National’s public transport conversion would be more convincing with a better track record
Wednesday, 1 July 2026
Tangi Utikere is the Labour Party’s transport spokesperson
OPINION: Transport Minister Chris Bishop appears to be suffering from selective amnesia as he lines up to criticise the National Ticketing Solution, a project progressed under both National and Labour-led governments.
It’s a bit rich for Bishop to frame this as a Labour mess when National had its hands on the wheel for a significant stretch of the journey.
The National Ticketing Solution was a practical response to a simple reality: New Zealand’s patchwork of ageing ticketing systems was nearing the end of its life. The choice facing governments was never whether to spend money or not, it was whether to keep pouring money into outdated systems or invest in a single national platform that would serve New Zealanders for decades.

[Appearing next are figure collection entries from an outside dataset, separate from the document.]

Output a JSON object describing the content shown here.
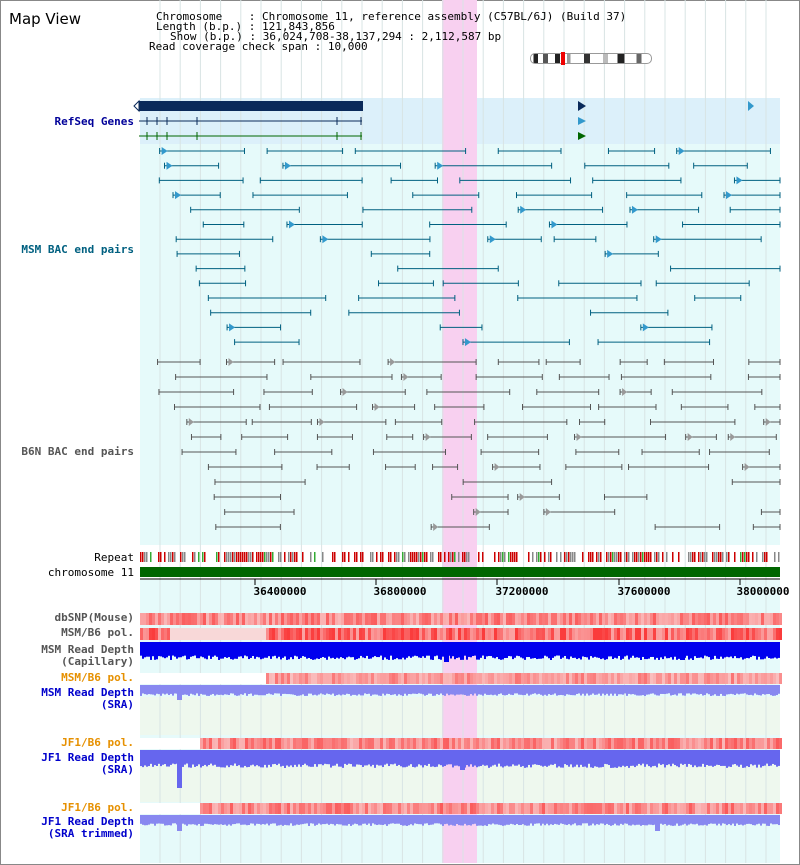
{
  "view_title": "Map View",
  "info": {
    "chromosome_label": "Chromosome",
    "chromosome_value": "Chromosome 11, reference assembly (C57BL/6J) (Build 37)",
    "length_label": "Length (b.p.)",
    "length_value": "121,843,856",
    "show_label": "Show (b.p.)",
    "show_value": "36,024,708-38,137,294 : 2,112,587 bp",
    "coverage_label": "Read coverage check span",
    "coverage_value": "10,000"
  },
  "tracks": {
    "refseq": "RefSeq Genes",
    "msm_bac": "MSM BAC end pairs",
    "b6n_bac": "B6N BAC end pairs",
    "repeat": "Repeat",
    "chromosome": "chromosome 11",
    "dbsnp": "dbSNP(Mouse)",
    "msm_b6_pol": "MSM/B6 pol.",
    "msm_read_depth_cap_1": "MSM Read Depth",
    "msm_read_depth_cap_2": "(Capillary)",
    "msm_b6_pol_sra": "MSM/B6 pol.",
    "msm_read_depth_sra_1": "MSM Read Depth",
    "msm_read_depth_sra_2": "(SRA)",
    "jf1_b6_pol": "JF1/B6 pol.",
    "jf1_read_depth_1": "JF1 Read Depth",
    "jf1_read_depth_2": "(SRA)",
    "jf1_b6_pol_2": "JF1/B6 pol.",
    "jf1_read_depth_trim_1": "JF1 Read Depth",
    "jf1_read_depth_trim_2": "(SRA trimmed)"
  },
  "axis_ticks": [
    "36400000",
    "36800000",
    "37200000",
    "37600000",
    "38000000"
  ],
  "colors": {
    "refseq_label": "#000099",
    "msm_bac_label": "#006080",
    "b6n_bac_label": "#555555",
    "pol_orange": "#e69000",
    "depth_blue": "#0000cc",
    "highlight_pink": "#f8d0f0"
  }
}
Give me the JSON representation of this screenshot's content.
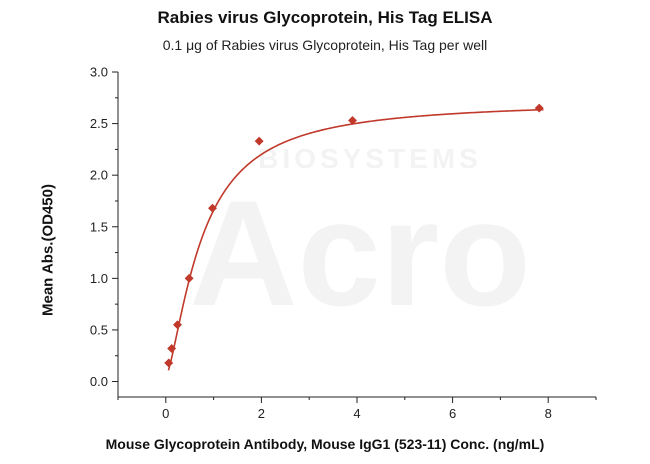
{
  "chart_data": {
    "type": "scatter",
    "title": "Rabies virus Glycoprotein, His Tag ELISA",
    "subtitle": "0.1 μg of Rabies virus Glycoprotein, His Tag per well",
    "xlabel": "Mouse Glycoprotein Antibody, Mouse IgG1 (523-11) Conc. (ng/mL)",
    "ylabel": "Mean Abs.(OD450)",
    "xlim": [
      -1,
      9
    ],
    "ylim": [
      -0.15,
      3.0
    ],
    "x_ticks": [
      0,
      2,
      4,
      6,
      8
    ],
    "y_ticks": [
      0.0,
      0.5,
      1.0,
      1.5,
      2.0,
      2.5,
      3.0
    ],
    "x_tick_labels": [
      "0",
      "2",
      "4",
      "6",
      "8"
    ],
    "y_tick_labels": [
      "0.0",
      "0.5",
      "1.0",
      "1.5",
      "2.0",
      "2.5",
      "3.0"
    ],
    "grid": false,
    "legend": "none",
    "series": [
      {
        "color": "#c0392b",
        "marker": "diamond",
        "fit": "4PL curve",
        "x": [
          0.061,
          0.122,
          0.244,
          0.488,
          0.977,
          1.953,
          3.906,
          7.813
        ],
        "y": [
          0.18,
          0.32,
          0.55,
          1.0,
          1.68,
          2.33,
          2.53,
          2.65
        ]
      }
    ],
    "watermark": {
      "text_large": "Acro",
      "text_small": "BIOSYSTEMS"
    }
  }
}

Large technology projects are difficult. Timelines shift. Costs change. Governments of all stripes have inherited projects that require adjustment and reset as technology evolves.
That’s an argument for bipartisan commitment, not political point-scoring.
The case for getting this right is straightforward. A parent travelling between regions should not need a different card for every city. A student should not lose concession entitlements because they crossed a regional boundary. Visitors should be able to tap on with a debit card in Christchurch, Auckland or Wellington without needing a crash course in local ticketing quirks. That was true when the project was commissioned, and it remains true today.
Transport infrastructure should not become a political football simply because it spans more than one term.
National’s enthusiasm for public transport this week would carry more weight if its record didn’t tell a different story. For years, buses and trains have been treated as an afterthought - a nice extra once the roads budget is sorted - while Labour has consistently approached public transport as an essential service that helps people get to work, school and appointments affordably.
New Zealanders who rely on public transport every day have watched that contrast play out in funding decisions, in cancelled projects, and in the chronic underinvestment that made a national ticketing solution necessary in the first place.
Long-term infrastructure planning requires genuine bipartisan commitment, not selective ownership. National can’t credibly champion a project when it suits the news cycle while spending years treating the underlying network as a second-order priority.
Projects are being brought forward without clear answers about who pays, when they will be delivered, or which projects will be delayed when costs inevitably rise.
The result is a growing gap between National’s wish list and reality.
New Zealand deserves honesty about transport investment.
That means acknowledging that nationwide ticketing is worthwhile infrastructure.
It also means being upfront that roads, rail and public transport all require sustainable funding and long-term planning rather than press releases and ribbon-cutting opportunities.
Transport projects should be judged by whether they improve people's lives and whether they represent value for money over the long term.
By that measure, a national ticketing system that simplifies travel for millions of passengers stacks up rather well.
The same cannot yet be said for a roads programme with billion-dollar question marks hanging over how it will be paid for.
Chris Bishop needs to stop dragging his heels, costing taxpayers more, and get on with delivering for New Zealanders.